Dans la psychose ordinaire, quand l’axe imaginaire réussit, il y a un effet de normalisation.
A. Stevens a décliné différentes formes de stabilisations imaginaires : par l’idée imaginaire d’une communauté ; par le phénomène du dédoublement imaginaire hallucinatoire, comme dans le cas de Donna Williams ; par le marquage du corps (piercing ou tatouages comme des agrafes sur le corps) qui peut stabiliser un corps qui fuit et permet de tenir le sujet au corps. Le marquage du corps ne désigne pas nécessairement une psychose, mais il y a chez les psychotiques un côté pas arrêtable alors que chez les névrosés, il y a un principe de limitation.
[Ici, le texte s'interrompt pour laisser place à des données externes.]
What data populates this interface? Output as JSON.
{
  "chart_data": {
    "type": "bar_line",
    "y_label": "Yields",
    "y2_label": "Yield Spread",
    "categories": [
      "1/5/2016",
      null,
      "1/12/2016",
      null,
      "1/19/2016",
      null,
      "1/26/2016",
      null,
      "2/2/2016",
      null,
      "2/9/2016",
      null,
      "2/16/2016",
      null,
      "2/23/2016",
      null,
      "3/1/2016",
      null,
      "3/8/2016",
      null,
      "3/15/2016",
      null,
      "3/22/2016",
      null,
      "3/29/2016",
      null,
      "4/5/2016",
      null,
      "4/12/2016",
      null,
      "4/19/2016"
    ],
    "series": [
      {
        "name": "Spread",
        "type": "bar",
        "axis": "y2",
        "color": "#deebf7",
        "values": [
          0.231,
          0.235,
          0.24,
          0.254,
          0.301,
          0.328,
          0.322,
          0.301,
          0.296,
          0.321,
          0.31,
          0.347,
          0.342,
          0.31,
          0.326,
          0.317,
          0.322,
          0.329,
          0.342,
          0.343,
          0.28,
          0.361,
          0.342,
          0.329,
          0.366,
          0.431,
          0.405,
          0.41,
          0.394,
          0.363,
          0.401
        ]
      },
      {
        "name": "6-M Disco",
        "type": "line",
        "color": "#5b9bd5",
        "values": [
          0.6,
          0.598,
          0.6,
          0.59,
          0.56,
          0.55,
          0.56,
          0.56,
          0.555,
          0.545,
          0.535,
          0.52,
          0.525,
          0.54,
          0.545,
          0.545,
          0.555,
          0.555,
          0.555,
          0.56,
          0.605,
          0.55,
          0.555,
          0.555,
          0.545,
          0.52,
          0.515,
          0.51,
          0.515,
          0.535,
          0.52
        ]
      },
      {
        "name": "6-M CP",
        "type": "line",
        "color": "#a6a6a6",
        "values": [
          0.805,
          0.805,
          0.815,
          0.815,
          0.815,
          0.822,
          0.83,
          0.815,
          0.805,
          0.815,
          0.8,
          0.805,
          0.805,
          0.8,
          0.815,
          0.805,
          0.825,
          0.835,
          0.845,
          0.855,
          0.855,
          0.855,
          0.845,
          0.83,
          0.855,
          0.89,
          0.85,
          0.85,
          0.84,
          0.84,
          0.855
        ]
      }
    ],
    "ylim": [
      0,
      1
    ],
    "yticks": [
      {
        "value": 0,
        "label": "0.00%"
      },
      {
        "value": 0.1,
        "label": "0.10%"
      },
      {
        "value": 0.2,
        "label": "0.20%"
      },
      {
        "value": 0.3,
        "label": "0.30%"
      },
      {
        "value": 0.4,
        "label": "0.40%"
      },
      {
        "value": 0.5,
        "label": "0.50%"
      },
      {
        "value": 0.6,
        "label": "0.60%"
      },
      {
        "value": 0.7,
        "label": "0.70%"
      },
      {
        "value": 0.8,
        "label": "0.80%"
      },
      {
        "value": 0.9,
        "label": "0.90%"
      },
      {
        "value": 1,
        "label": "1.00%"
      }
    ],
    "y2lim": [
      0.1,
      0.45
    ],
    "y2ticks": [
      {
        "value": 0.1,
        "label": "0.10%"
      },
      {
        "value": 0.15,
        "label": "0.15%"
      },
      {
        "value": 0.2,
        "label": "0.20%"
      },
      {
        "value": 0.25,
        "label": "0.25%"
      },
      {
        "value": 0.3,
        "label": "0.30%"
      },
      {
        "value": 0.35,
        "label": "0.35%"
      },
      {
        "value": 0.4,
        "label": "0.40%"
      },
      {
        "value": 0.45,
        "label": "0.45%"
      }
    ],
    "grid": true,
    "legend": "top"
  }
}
Avant de nous proposer un schéma de la forclusion généralisée, A. Stevens a terminé le séminaire en nous parlant de Joyce qui se servit de la lettre pour se fabriquer un corps dans le corpus littéraire.
Père | | | | | | | | | | | | | | | | | | | | | | | | | | | | | | | | | | | | | |métaphore délirante
suppléances Béquilles
sinthome imaginaires
Les participants, ravis de cet intense travail, ont longuement applaudi Alexandre Stevens.
Nous poursuivrons le travail sur la psychose ordinaire avec Guy Briole en mars 2013 et avec Dominique Holvoet en avril 2013.